The latest economic numbers point toward U.S. economic growth taking a pause and economy contracting in China and the Eurozone.
What does that imply?
The immediate impact is likely to be fear, with stock markets taking a sharp dip. However, a deeper analysis shows that, except for the Eurozone, global recovery is well underway and at worst is taking a pause. Any panic selloff in equities would be a good opportunity for professional investors to accumulate equities.
Markit’s flash PMI numbers released today point towards a slowdown of manufacturing growth in the U.S. and contraction in China and the Eurozone. U.S. durable goods orders and jobless claims, released today, indicate a flattening trend.
How on Earth do I then say that global recovery is intact? Here’s how:
Recovery is never in a straight line. There are dips and there are plateaus. The U.S. is going through a plateau and China is going through a dip, with a bottoming out process underway. The Eurozone is in a league by itself and is in the middle of a full-fledged recessionary cycle, except for Germany, which is slowing down sharply but has been able to dodge a recession cycle so far.

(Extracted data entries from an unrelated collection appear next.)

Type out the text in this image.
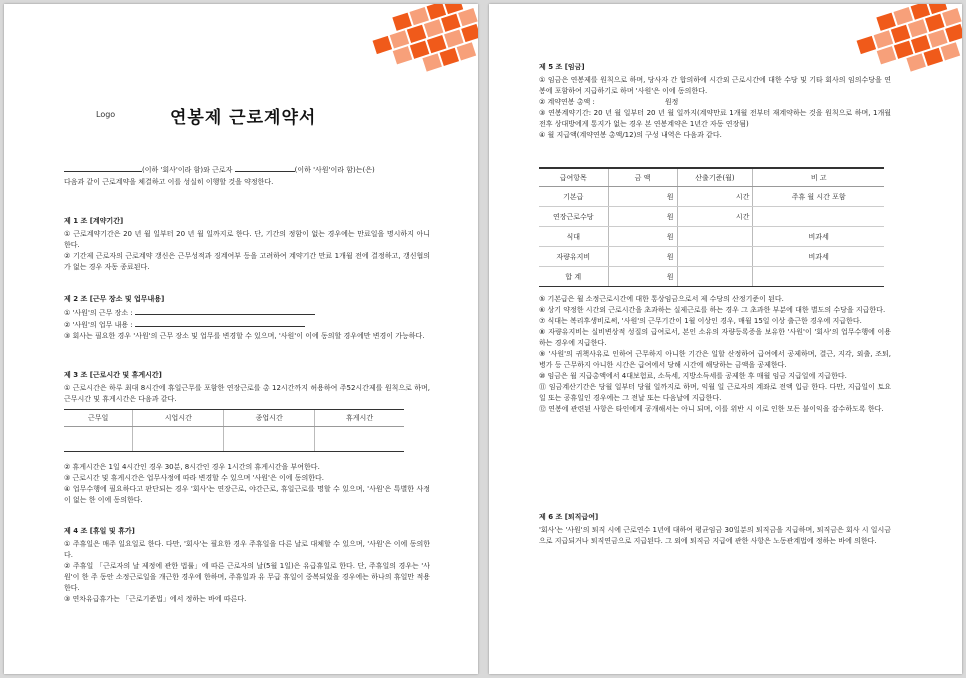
Logo	연봉제 근로계약서
(이하 '회사'이라 함)와 근로자	(이하 '사원'이라 함)는(은)
다음과 같이 근로계약을 체결하고 이를 성실히 이행할 것을 약정한다.
제 1 조 [계약기간]
① 근로계약기간은 20 년 월 일부터 20 년 월 일까지로 한다. 단, 기간의 정함이 없는 경우에는 만료일을 명시하지 아니한다.
② 기간제 근로자의 근로계약 갱신은 근무성적과 징계여부 등을 고려하여 계약기간 만료 1개월 전에 결정하고, 갱신협의가 없는 경우 자동 종료된다.
제 2 조 [근무 장소 및 업무내용]
① '사원'의 근무 장소 :
② '사원'의 업무 내용 :
③ 회사는 필요한 경우 '사원'의 근무 장소 및 업무를 변경할 수 있으며, '사원'이 이에 동의할 경우에만 변경이 가능하다.
제 3 조 [근로시간 및 휴게시간]
① 근로시간은 하루 최대 8시간에 휴일근무를 포함한 연장근로를 총 12시간까지 허용하여 주52시간제를 원칙으로 하며, 근무시간 및 휴게시간은 다음과 같다.
근무일	시업시간	종업시간	휴게시간

② 휴게시간은 1일 4시간인 경우 30분, 8시간인 경우 1시간의 휴게시간을 부여한다.
③ 근로시간 및 휴게시간은 업무사정에 따라 변경할 수 있으며 '사원'은 이에 동의한다.
④ 업무수행에 필요하다고 판단되는 경우 '회사'는 연장근로, 야간근로, 휴일근로를 명할 수 있으며, '사원'은 특별한 사정이 없는 한 이에 동의한다.
제 4 조 [휴일 및 휴가]
① 주휴일은 매주 일요일로 한다. 다만, '회사'는 필요한 경우 주휴일을 다른 날로 대체할 수 있으며, '사원'은 이에 동의한다.
② 주휴일 「근로자의 날 제정에 관한 법률」에 따른 근로자의 날(5월 1일)은 유급휴일로 한다. 단, 주휴일의 경우는 '사원'이 한 주 동안 소정근로일을 개근한 경우에 한하며, 주휴일과 유 무급 휴일이 중복되었을 경우에는 하나의 휴일만 적용한다.
③ 연차유급휴가는 「근로기준법」에서 정하는 바에 따른다.
제 5 조 [임금]
① 임금은 연봉제를 원칙으로 하며, 당사자 간 합의하에 시간외 근로시간에 대한 수당 및 기타 회사의 임의수당을 연봉에 포함하여 지급하기로 하며 '사원'은 이에 동의한다.
② 계약연봉 총액 :	원정
③ 연봉계약기간: 20 년 월 일부터 20 년 월 일까지(계약만료 1개월 전부터 재계약하는 것을 원칙으로 하며, 1개월 전후 상대방에게 통지가 없는 경우 본 연봉계약은 1년간 자동 연장됨)
④ 월 지급액(계약연봉 총액/12)의 구성 내역은 다음과 같다.
급여항목	금 액	산출기준(월)	비 고
기본급	원	시간	주휴 월 시간 포함
연장근로수당	원	시간	
식대	원		비과세
자량유지비	원		비과세
합 계	원		
⑤ 기본급은 월 소정근로시간에 대한 통상임금으로서 제 수당의 산정기준이 된다.
⑥ 상기 약정한 시간외 근로시간을 초과하는 실제근로를 하는 경우 그 초과한 부분에 대한 별도의 수당을 지급한다.
⑦ 식대는 복리후생비로써, '사원'의 근무기간이 1월 이상인 경우, 매월 15일 이상 출근한 경우에 지급한다.
⑧ 자량유지비는 실비변상적 성질의 급여로서, 본인 소유의 자량등록증을 보유한 '사원'이 '회사'의 업무수행에 이용하는 경우에 지급한다.
⑨ '사원'의 귀책사유로 인하여 근무하지 아니한 기간은 일할 산정하여 급여에서 공제하며, 결근, 지각, 외출, 조퇴, 병가 등 근무하지 아니한 시간은 급여에서 당해 시간에 해당하는 금액을 공제한다.
⑩ 임금은 월 지급총액에서 4대보험료, 소득세, 지방소득세를 공제한 후 매월 임금 지급일에 지급한다.
⑪ 임금계산기간은 당월 일부터 당월 일까지로 하며, 익월 일 근로자의 계좌로 전액 입금 한다. 다만, 지급일이 토요일 또는 공휴일인 경우에는 그 전날 또는 다음날에 지급한다.
⑫ 연봉에 관련된 사항은 타인에게 공개해서는 아니 되며, 이를 위반 시 이로 인한 모든 불이익을 감수하도록 한다.
제 6 조 [퇴직급여]
'회사'는 '사원'의 퇴직 시에 근로연수 1년에 대하여 평균임금 30일분의 퇴직금을 지급하며, 퇴직금은 회사 시 일시금으로 지급되거나 퇴직연금으로 지급된다. 그 외에 퇴직금 지급에 관한 사항은 노동관계법에 정하는 바에 의한다.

Now let’s take a look at the graphs which bring out the trend better than just the latest monthly numbers.
The U.S. flash PMI for May, although showing a drop, is still slightly higher than a few months back and is actually tracing a flattening pattern. Take a look at the chart below. Does it look like a downward trend or a flattening trend?
Now take a look at the graph for China’s PMI. What does it show? An increase in downward momentum or that the downward momentum has been arrested?
Japan’s latest PMI numbers have not been declared yet, but it is in a sharp recovery mode with first-quarter 2012 GDP having gone up 4.1%.
Together, the economies of the U.S., the Eurozone and China comprise more than 50% of global GDP.
Europe, comprising around 25% of global GDP, is no doubt in trouble. Its major economies – Germany, France and the U.K., comprising nearly 15% of global GDP – are just about dodging a recession or are in a minor recession. But the remaining countries in Europe are in the midst of a major recession, and they comprise just 10% of the global GDP.
The Eurozone has been in a slowdown mode for many months, but its impact on the rest of the world economy has been minimal until now, except for causing intermittent panic attacks in stock markets. Going forward, I expect a recession in Europe to have only a minimal impact on the rest of the world.
If we look at the size of these economies and the current stage of their business cycle, my conclusion remains the same as before, that global recovery, except for the Eurozone, is intact. At least, that’s what the data says.